Dijkstra's algorithm is not "an algorithm for shortest paths." It is a schema for solving the algebraic path problem by greedy frontier expansion, parameterized by a routing algebra (an ordered semiring). Fix the algebra to (min, +) and you get shortest paths. Fix it to (min, max) and the identical machine computes the lowest-ridge-to-the-boundary level for every interior cell of a height field — which is exactly 2D Trapping Rain Water (LeetCode 407). Fix it to (max, min) and you get widest paths.

The correctness of the greedy finalize-on-pop invariant has nothing to do with +. It depends on two structural facts about the algebra:

  • ⊕ is selective — combine returns one of its arguments, so a popped node carries a single finalized value and induces a total/partial order a ⪯ b ⇔ a ⊕ b = a.
  • ⊗ is monotone (inflationary) — extending a path cannot make it more preferred: a ⪯ a ⊗ c for all c.

Under those, the first time a node is popped its value is final. Everything else is the same loop.

2. The Three Instances as Data

Algebra ⊕ (selective) ⊗ (extend) val(v) Seeds
shortest-path min acc + h[v] min total height along a path from src single source
bottleneck/rainwater min max(acc,h[v]) lowest ridge to boundary = water level boundary cells
widest-path max min(acc,h[v]) max bottleneck capacity from src single source

The only line of code that differs is ⊗. The rainwater scalar is a post-pass: trapped = Σ max(0, level(v) − h[v]).

3. The Two Conditions

Sobrinho (2002, 2005) isolates the two independent properties:

  • Monotonicity (inflationary): a ⪯ a ⊗ c. Buys termination and finalize-on-pop. The exact analogue of "non-negative weights."
  • Isotonicity: a ⪯ b ⇒ (c ⊗ a) ⪯ (c ⊗ b). Buys global optimality — optimal substructure holds.

For (min, max): both hold unconditionally, because max(a, c) ≥ a always. This is why 2D rainwater needs no Bellman-Ford fallback.

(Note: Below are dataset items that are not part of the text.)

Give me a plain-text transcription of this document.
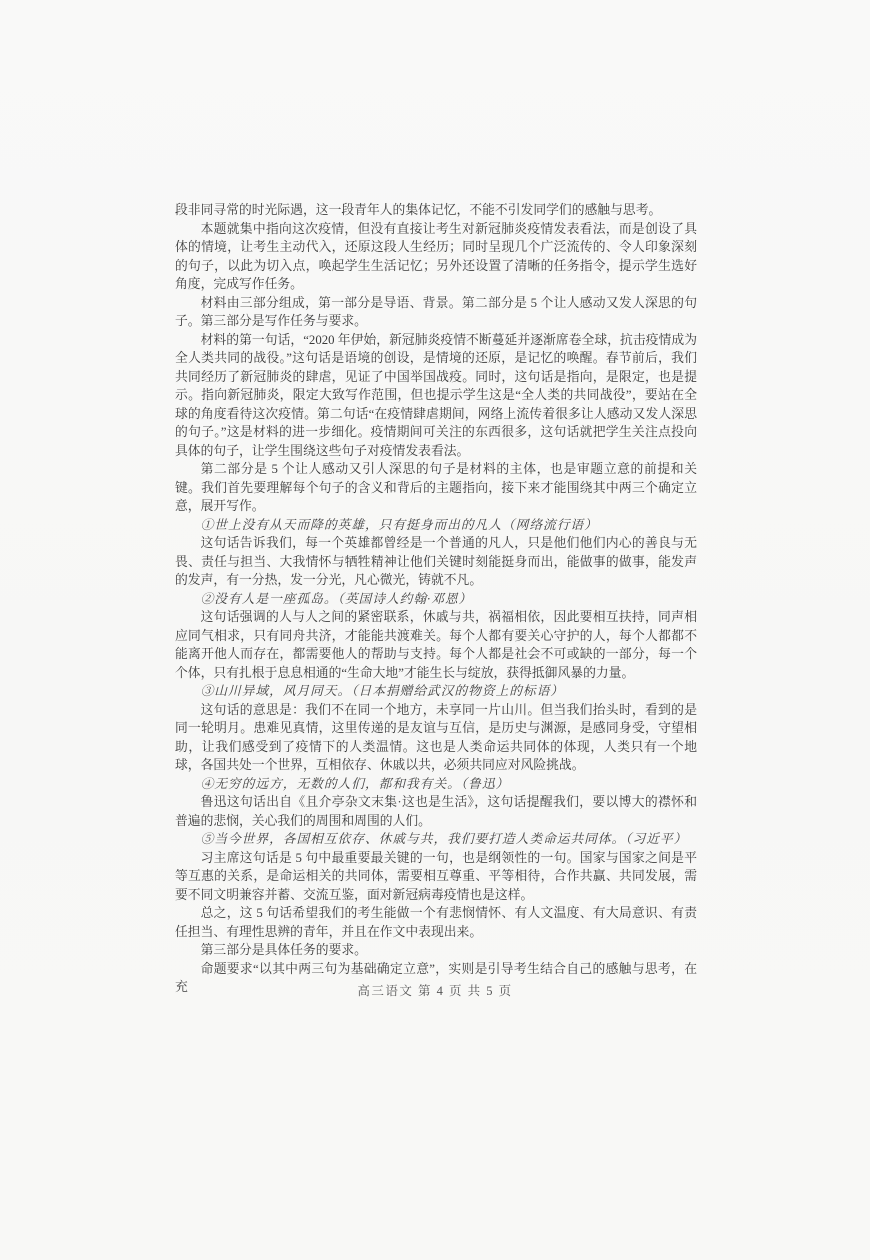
段非同寻常的时光际遇，这一段青年人的集体记忆，不能不引发同学们的感触与思考。

本题就集中指向这次疫情，但没有直接让考生对新冠肺炎疫情发表看法，而是创设了具体的情境，让考生主动代入，还原这段人生经历；同时呈现几个广泛流传的、令人印象深刻的句子，以此为切入点，唤起学生生活记忆；另外还设置了清晰的任务指令，提示学生选好角度，完成写作任务。

材料由三部分组成，第一部分是导语、背景。第二部分是 5 个让人感动又发人深思的句子。第三部分是写作任务与要求。

材料的第一句话，“2020 年伊始，新冠肺炎疫情不断蔓延并逐渐席卷全球，抗击疫情成为全人类共同的战役。”这句话是语境的创设，是情境的还原，是记忆的唤醒。春节前后，我们共同经历了新冠肺炎的肆虐，见证了中国举国战疫。同时，这句话是指向，是限定，也是提示。指向新冠肺炎，限定大致写作范围，但也提示学生这是“全人类的共同战役”，要站在全球的角度看待这次疫情。第二句话“在疫情肆虐期间，网络上流传着很多让人感动又发人深思的句子。”这是材料的进一步细化。疫情期间可关注的东西很多，这句话就把学生关注点投向具体的句子，让学生围绕这些句子对疫情发表看法。

第二部分是 5 个让人感动又引人深思的句子是材料的主体，也是审题立意的前提和关键。我们首先要理解每个句子的含义和背后的主题指向，接下来才能围绕其中两三个确定立意，展开写作。

①世上没有从天而降的英雄，只有挺身而出的凡人（网络流行语）

这句话告诉我们，每一个英雄都曾经是一个普通的凡人，只是他们他们内心的善良与无畏、责任与担当、大我情怀与牺牲精神让他们关键时刻能挺身而出，能做事的做事，能发声的发声，有一分热，发一分光，凡心微光，铸就不凡。

②没有人是一座孤岛。（英国诗人约翰·邓恩）

这句话强调的人与人之间的紧密联系，休戚与共，祸福相依，因此要相互扶持，同声相应同气相求，只有同舟共济，才能能共渡难关。每个人都有要关心守护的人，每个人都都不能离开他人而存在，都需要他人的帮助与支持。每个人都是社会不可或缺的一部分，每一个个体，只有扎根于息息相通的“生命大地”才能生长与绽放，获得抵御风暴的力量。

③山川异域，风月同天。（日本捐赠给武汉的物资上的标语）

这句话的意思是：我们不在同一个地方，未享同一片山川。但当我们抬头时，看到的是同一轮明月。患难见真情，这里传递的是友谊与互信，是历史与渊源，是感同身受，守望相助，让我们感受到了疫情下的人类温情。这也是人类命运共同体的体现，人类只有一个地球，各国共处一个世界，互相依存、休戚以共，必须共同应对风险挑战。

④无穷的远方，无数的人们，都和我有关。（鲁迅）

鲁迅这句话出自《且介亭杂文末集·这也是生活》，这句话提醒我们，要以博大的襟怀和普遍的悲悯，关心我们的周围和周围的人们。

⑤当今世界，各国相互依存、休戚与共，我们要打造人类命运共同体。（习近平）

习主席这句话是 5 句中最重要最关键的一句，也是纲领性的一句。国家与国家之间是平等互惠的关系，是命运相关的共同体，需要相互尊重、平等相待，合作共赢、共同发展，需要不同文明兼容并蓄、交流互鉴，面对新冠病毒疫情也是这样。

总之，这 5 句话希望我们的考生能做一个有悲悯情怀、有人文温度、有大局意识、有责任担当、有理性思辨的青年，并且在作文中表现出来。

第三部分是具体任务的要求。

命题要求“以其中两三句为基础确定立意”，实则是引导考生结合自己的感触与思考，在充	高三语文 第 4 页 共 5 页
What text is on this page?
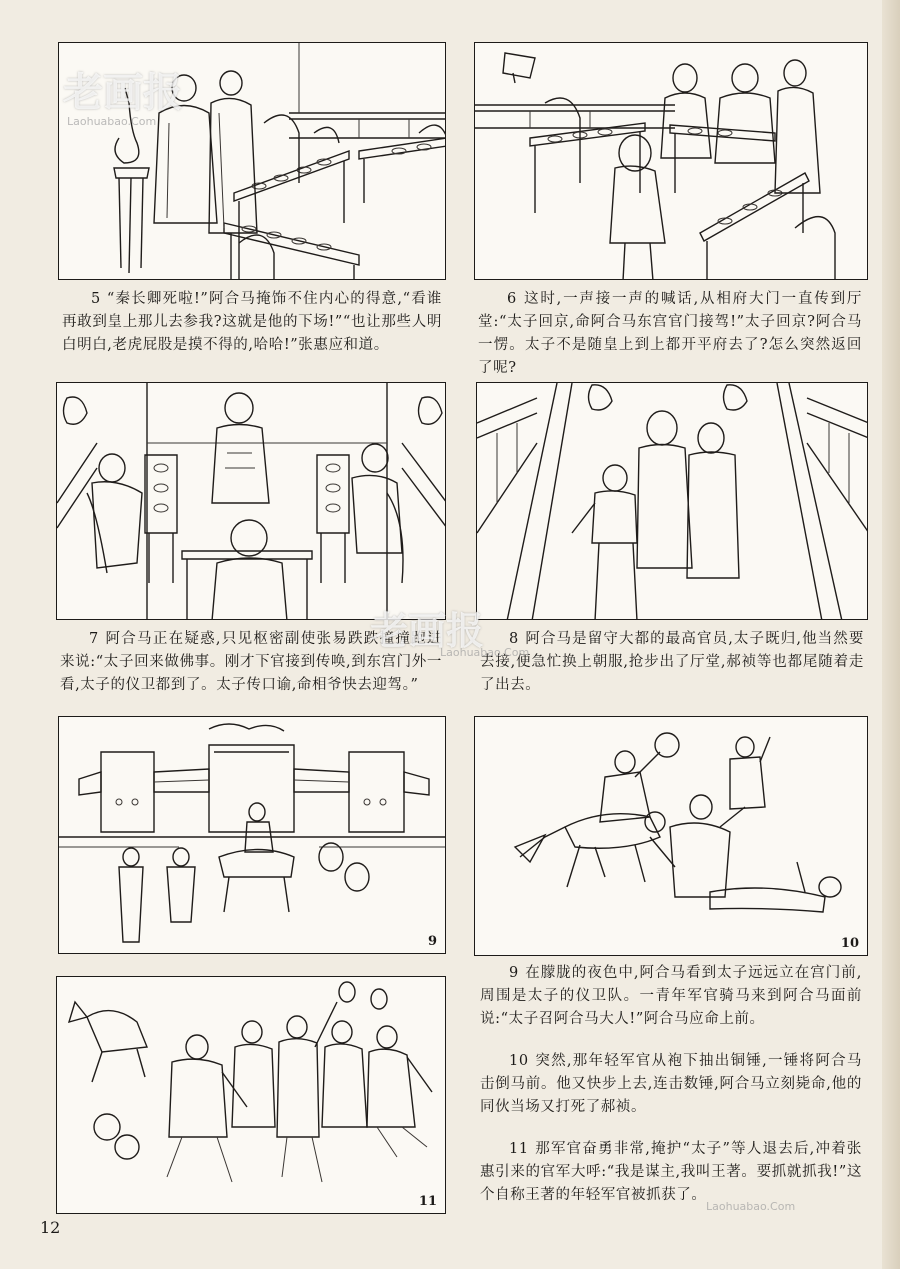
老画报
Laohuabao.Com
5 “秦长卿死啦!”阿合马掩饰不住内心的得意,“看谁再敢到皇上那儿去参我?这就是他的下场!”“也让那些人明白明白,老虎屁股是摸不得的,哈哈!”张惠应和道。
6 这时,一声接一声的喊话,从相府大门一直传到厅堂:“太子回京,命阿合马东宫官门接驾!”太子回京?阿合马一愣。太子不是随皇上到上都开平府去了?怎么突然返回了呢?
7 阿合马正在疑惑,只见枢密副使张易跌跌撞撞跑进来说:“太子回来做佛事。刚才下官接到传唤,到东宫门外一看,太子的仪卫都到了。太子传口谕,命相爷快去迎驾。”
8 阿合马是留守大都的最高官员,太子既归,他当然要去接,便急忙换上朝服,抢步出了厅堂,郝祯等也都尾随着走了出去。
老画报
Laohuabao.Com
9	10
11
9 在朦胧的夜色中,阿合马看到太子远远立在宫门前,周围是太子的仪卫队。一青年军官骑马来到阿合马面前说:“太子召阿合马大人!”阿合马应命上前。
10 突然,那年轻军官从袍下抽出铜锤,一锤将阿合马击倒马前。他又快步上去,连击数锤,阿合马立刻毙命,他的同伙当场又打死了郝祯。
11 那军官奋勇非常,掩护“太子”等人退去后,冲着张惠引来的官军大呼:“我是谋主,我叫王著。要抓就抓我!”这个自称王著的年轻军官被抓获了。
Laohuabao.Com
12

4. Why 1D Rainwater is NOT in This Family

LeetCode 42 (1D) has no Dijkstra content. The graph is a line, so bottleneck-to-escape collapses to min(prefixMax, suffixMax) − h[i]. No frontier, no priority queue. The 2D problem is the first case where competing ridges require a selection — which is the work ⊕ does.

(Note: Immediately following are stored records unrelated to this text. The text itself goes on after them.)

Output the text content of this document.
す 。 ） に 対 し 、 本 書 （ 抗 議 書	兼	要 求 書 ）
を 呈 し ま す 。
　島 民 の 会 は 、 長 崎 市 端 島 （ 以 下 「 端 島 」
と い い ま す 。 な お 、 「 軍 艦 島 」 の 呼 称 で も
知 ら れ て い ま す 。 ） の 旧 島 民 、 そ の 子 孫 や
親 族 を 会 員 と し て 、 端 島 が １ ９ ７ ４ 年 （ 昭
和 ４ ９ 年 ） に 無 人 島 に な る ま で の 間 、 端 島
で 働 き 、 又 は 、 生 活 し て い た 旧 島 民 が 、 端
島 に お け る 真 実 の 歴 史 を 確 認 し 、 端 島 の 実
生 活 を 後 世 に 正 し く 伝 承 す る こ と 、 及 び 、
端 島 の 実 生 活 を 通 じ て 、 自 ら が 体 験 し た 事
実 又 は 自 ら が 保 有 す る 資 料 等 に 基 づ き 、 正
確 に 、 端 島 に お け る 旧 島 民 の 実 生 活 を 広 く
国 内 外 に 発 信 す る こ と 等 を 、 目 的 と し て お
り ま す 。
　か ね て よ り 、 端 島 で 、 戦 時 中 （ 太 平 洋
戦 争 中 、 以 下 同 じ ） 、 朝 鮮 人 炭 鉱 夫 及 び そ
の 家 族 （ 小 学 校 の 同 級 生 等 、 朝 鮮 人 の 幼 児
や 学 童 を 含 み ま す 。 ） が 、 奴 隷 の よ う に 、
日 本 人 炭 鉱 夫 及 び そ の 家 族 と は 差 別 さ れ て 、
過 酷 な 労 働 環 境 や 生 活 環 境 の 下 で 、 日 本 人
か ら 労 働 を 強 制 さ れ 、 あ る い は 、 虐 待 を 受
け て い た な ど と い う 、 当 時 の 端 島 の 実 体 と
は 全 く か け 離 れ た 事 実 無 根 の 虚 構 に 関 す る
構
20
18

5. Reference Implementation

(require '[wal-sh.tools.dijkstra-explorer.core :as d])

;; LC407 — the canonical test
(let [g d/lc407
      final (d/solve g (d/algebra-by-id :bottleneck))]
  (d/trapped g final))

The algebra IS data — a map of pure functions:

{:id       :bottleneck
 :sel      :min
 :seeds    boundary
 :seed-key (fn [g c] (nth (:h g) c))
 :extend   (fn [g acc v] (max acc (nth (:h g) v)))}

The solver is (take-while some? (iterate step (init g A))). Adding a fourth semiring is a def, not a type.

6. Refutation Conditions

The claim "2D rainwater is Dijkstra over (min, max)" breaks when:

  • ⊗ ceases to be monotone — siphoning, evaporation, mid-path drains. Fallback: Bellman-Ford.
  • ⊗ ceases to be isotone — composite QoS metrics. Dijkstra terminates but returns non-optimal paths. The silent failure mode.
  • ⊕ ceases to be selective — counting semiring (+, ×). No single finalized value per node. Fallback: Gauss-Jordan / Floyd-Warshall.
  • The graph degenerates to a line — 1D rainwater. No frontier needed.

7. Property-Based Verification

Six PBT properties verified across 300 random grids:

Property Assertion
P1 bottleneck level ≥ cell height
P2 trapped water ≥ 0
P3 flat grids trap zero water
P4 all cells finalized
P5 boundary cells never trap
P6 pop order monotone (non-decreasing)

8. References

  • Dijkstra, E. W. (1959). A note on two problems in connexion with graphs. Numerische Mathematik 1, 269-271.
  • Knuth, D. E. (1977). A generalization of Dijkstra's algorithm. Information Processing Letters 6(1), 1-5.
  • Sobrinho, J. L. (2002). Algebra and algorithms for QoS path computation. IEEE/ACM ToN 10(4), 541-550.
  • Sobrinho, J. L. (2005). An algebraic theory of dynamic network routing. IEEE/ACM ToN 13(5), 1160-1173.
  • Dolan, S. (2013). Fun with Semirings. ICFP 2013.
  • Gondran, M., & Minoux, M. (2008). Graphs, Dioids and Semirings. Springer.
  • Kildall, G. (1973). A unified approach to global program optimization. POPL 1973.
  • Goodman, J. (1999). Semiring parsing. Computational Linguistics 25(4), 573-605.
  • Baras, J. S., & Theodorakopoulos, G. (2010). Path Problems in Networks. Morgan & Claypool.